I broke down crying as I walked along the path. It was again that pain – I suppose you know – when your throat and your cheeks hurt and one struggles to swallow. She loves me! She does not hate me, and all is okay. It was all over. I know it’s over. God knows it’s over. We have not ended as enemies, but as broken lovers, sacred over our time together. I walked along weeping but strangely happy. When I returned to the office I was covered in sweat from the clutter of the streets.
I paused before my reply—
‘thank you for teaching me how to love. you will always occupy a part of my heart & I don’t want that to change. I hope you find health & happiness, really I do. if you ever, ever need me for whatever reason, let me know. I love you, eddie x’
I had thought a long time before typing that last sentence; although it was as true as anything, for me to admit seemed hectic, it seemed a declaration of weakness, or a submission of something or other. But, yes, I meant it, I meant every word as though it were a mile long. I was glad I told her I love her, the only girl who had truly earned its utterance.

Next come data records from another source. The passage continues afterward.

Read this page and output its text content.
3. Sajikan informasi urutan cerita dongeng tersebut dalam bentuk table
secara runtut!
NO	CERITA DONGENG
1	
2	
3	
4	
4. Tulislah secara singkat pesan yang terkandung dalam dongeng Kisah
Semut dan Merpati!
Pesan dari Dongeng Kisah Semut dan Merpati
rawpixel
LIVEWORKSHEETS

She came back quickly—‘likewise, miller. I hope your move went well and that you make even better memories in your new place. be well. I’ll let you know when I’ve made my r2 museum quality model x’
It ended with an in-joke, something only she & I would understand, and I suppose that that is how it was: for a brief moment in our respective lives, we were all the other understood. All we had was each other and, for better or worse, we could not undo it, but remove the bad moments and live upon the good, for to live spectacularly is to be with someone you love. And, o, how I loved her. She did indeed teach me to love, to love truly, and nothing can take that away from her or from me. I could not be happier or more thankful for the good times we spent in each other’s company.